Importantly, our surveys were designed using many open questions which enabled respondents to provide details of what was successful and views on the programme and its implementation. These enabled a unique analysis of elements potentially contributing to successful implementation, enabling perceived successful strategies to be shared and changes made to elements of the contract. The survey findings have since been used to address many issues raised including: modification of data searches enabling easier management of call and recall, supply of locally developed patient information leaflets, simplifications to payment processes, changes to the requirement for fasting blood tests. In addition, training has also been provided on signposting and supporting patients with lifestyle changes. Identification of high-risk individuals proved difficult for some practices, and support with this is essential if practices are to target this population.
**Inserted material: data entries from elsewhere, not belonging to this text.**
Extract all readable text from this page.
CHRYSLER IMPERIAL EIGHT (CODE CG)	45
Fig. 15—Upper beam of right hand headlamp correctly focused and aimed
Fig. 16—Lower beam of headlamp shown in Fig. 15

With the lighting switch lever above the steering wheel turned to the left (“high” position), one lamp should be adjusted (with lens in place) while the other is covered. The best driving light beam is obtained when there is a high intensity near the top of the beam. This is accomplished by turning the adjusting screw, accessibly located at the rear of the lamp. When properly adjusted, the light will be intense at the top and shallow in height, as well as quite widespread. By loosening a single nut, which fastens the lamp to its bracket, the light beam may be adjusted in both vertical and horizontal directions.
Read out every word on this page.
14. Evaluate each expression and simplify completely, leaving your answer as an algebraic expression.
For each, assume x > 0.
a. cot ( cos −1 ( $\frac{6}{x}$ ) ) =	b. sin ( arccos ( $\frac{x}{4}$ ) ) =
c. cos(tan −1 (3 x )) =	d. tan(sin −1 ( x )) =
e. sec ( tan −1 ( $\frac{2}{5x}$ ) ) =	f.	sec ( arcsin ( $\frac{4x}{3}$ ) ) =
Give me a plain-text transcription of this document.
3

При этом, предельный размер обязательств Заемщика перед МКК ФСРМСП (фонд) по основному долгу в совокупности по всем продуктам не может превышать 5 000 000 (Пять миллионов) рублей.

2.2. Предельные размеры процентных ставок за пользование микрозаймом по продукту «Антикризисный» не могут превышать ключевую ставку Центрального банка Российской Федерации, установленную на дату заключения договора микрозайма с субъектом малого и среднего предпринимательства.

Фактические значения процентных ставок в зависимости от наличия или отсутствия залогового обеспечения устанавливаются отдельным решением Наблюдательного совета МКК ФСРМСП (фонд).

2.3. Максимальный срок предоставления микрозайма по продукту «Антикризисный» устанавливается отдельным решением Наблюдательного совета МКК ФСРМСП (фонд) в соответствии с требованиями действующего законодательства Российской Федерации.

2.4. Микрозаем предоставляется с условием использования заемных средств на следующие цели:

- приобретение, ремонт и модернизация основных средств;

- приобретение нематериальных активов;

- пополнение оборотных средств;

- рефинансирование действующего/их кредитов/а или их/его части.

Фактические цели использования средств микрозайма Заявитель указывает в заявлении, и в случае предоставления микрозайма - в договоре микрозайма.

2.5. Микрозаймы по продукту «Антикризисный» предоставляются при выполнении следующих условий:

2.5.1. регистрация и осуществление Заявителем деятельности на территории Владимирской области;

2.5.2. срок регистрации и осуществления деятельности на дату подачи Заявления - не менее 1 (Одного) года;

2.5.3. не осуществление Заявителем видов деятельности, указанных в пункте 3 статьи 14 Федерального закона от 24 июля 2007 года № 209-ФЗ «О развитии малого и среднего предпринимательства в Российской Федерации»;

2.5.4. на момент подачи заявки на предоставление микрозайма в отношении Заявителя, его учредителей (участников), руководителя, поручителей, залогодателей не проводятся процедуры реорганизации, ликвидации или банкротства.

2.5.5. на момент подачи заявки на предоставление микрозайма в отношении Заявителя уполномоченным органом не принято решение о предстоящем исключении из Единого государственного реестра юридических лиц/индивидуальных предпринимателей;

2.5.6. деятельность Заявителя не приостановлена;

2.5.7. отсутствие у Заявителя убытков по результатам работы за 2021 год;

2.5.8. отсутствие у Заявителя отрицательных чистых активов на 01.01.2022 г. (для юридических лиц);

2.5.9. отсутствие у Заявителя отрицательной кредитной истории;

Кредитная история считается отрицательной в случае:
Our study suggests that, if general practices are to continue to provide NHS Health Checks in general, local authority commissioners need to ensure effective engagement with practices through establishment of clear leadership within each practice, proactively support implementation and give greater consideration to ensuring that payment structures cover delivery costs. Gathering feedback from practice staff is an essential mechanism for enabling successful delivery and development of the programme. Such feedback should include the views and experiences of those involved directly in delivery, that is, administration staff, practice nurses health care assistants and other staff.
Acknowledgement
Julia Taylor was involved in the design and distribution of the questionnaires.
Financial Support
The study was funded by Sefton PCT.
Conflicts of Interest
None.
Ethical Standards
The authors assert that all procedures contributing to this work comply with the ethical standards of the relevant national and institutional guidelines on human experimentation and with the Helsinki Declaration of 1975, as revised in 2008. This evaluation was approved by Liverpool John Moores University (LJMU) Research Ethics Committee and Sefton PCT.